Efectivamente, ainda que tenha estado em causa o não pagamento pontual pela arrendatária dum diferencial de renda mensal €66,80, certo é que a Requerida – após a notificação judicial avulsa – passou a liquidar a renda em conformidade com a actualização comunicada, promoveu o pagamento da quantia em dívida – não só relativamente aos meses que fundamentaram a comunicação extrajudicial como dos meses seguintes – e já procedeu – ainda que tardiamente – ao pagamento da indemnização correspondente dos 20% do valor em dívida.
Ademais, nada indica nos autos que a sua actuação da Requerida e o não recebimento do valor da parte das prestações incumpridas tenha prejudicado de forma minimamente relevante os interesses da Requerente.
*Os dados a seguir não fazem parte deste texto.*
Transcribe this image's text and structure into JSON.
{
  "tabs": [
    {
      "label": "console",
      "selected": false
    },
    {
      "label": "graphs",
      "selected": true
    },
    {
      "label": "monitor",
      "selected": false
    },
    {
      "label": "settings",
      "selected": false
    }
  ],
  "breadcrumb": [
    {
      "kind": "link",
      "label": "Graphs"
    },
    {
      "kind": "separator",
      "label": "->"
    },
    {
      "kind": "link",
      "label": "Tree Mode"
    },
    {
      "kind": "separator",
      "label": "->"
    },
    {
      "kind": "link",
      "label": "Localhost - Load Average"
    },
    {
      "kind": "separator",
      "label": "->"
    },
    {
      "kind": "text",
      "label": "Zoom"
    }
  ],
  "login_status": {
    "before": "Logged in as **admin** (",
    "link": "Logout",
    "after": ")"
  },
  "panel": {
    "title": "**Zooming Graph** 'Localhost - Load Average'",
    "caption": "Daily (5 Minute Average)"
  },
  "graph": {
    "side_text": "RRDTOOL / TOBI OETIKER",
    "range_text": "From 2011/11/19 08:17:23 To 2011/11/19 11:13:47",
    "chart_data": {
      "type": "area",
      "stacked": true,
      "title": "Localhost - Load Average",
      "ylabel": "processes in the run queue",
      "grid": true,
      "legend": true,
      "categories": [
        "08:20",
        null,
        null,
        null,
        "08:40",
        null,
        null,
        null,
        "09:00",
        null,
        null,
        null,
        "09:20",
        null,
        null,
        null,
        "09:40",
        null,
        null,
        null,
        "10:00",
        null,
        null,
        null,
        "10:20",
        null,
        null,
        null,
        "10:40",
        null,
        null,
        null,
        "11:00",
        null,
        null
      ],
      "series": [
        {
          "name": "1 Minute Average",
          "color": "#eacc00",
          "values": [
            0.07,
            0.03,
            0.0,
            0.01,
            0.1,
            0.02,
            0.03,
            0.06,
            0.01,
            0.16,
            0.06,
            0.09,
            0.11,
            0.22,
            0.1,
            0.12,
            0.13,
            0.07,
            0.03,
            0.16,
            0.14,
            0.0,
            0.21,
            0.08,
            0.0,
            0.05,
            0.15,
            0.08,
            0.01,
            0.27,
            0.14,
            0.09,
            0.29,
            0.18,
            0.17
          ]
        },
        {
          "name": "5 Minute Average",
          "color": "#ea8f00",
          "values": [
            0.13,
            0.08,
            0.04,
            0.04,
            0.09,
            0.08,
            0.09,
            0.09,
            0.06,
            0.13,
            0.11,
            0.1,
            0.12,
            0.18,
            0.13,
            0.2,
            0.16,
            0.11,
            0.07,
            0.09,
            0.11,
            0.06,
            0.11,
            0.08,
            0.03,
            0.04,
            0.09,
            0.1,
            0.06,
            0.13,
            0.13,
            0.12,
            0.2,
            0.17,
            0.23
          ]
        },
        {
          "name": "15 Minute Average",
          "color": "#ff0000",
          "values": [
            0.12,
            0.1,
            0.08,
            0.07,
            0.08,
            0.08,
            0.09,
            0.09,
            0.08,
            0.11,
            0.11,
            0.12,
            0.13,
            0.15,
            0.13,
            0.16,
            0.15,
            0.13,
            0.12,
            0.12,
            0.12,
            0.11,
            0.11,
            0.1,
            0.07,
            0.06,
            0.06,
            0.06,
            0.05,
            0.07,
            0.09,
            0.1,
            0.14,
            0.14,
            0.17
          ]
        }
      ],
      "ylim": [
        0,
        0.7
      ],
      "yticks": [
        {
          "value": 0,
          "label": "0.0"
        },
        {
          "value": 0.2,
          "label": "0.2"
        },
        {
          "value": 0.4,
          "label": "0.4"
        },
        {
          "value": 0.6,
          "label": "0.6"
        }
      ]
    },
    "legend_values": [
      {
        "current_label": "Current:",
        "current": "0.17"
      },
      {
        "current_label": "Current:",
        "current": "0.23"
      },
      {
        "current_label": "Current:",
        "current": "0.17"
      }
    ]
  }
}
Tal como defendido nos referidos Acórdãos, “a previsão contida no nº 2 do artigo 802º do Código Civil é aplicável ao contrato de arrendamento, posto se trata de um princípio geral da resolução dos contratos que as normas específicas da locação não afastam, fundando-se no princípio geral expresso no nº 2 do artigo 762º do mesmo diploma legal. Trata-se de uma válvula de segurança que obsta à resolução do contrato de arrendamento - ficando, por isso, excluída a aplicação dos normativos que fundamentam tal resolução - sempre que, mesmo que em termos técnicos a situação provada constitua fundamento legal de resolução, a parcela não cumprida da prestação traduza um prejuízo de “escassa importância” para o senhorio.”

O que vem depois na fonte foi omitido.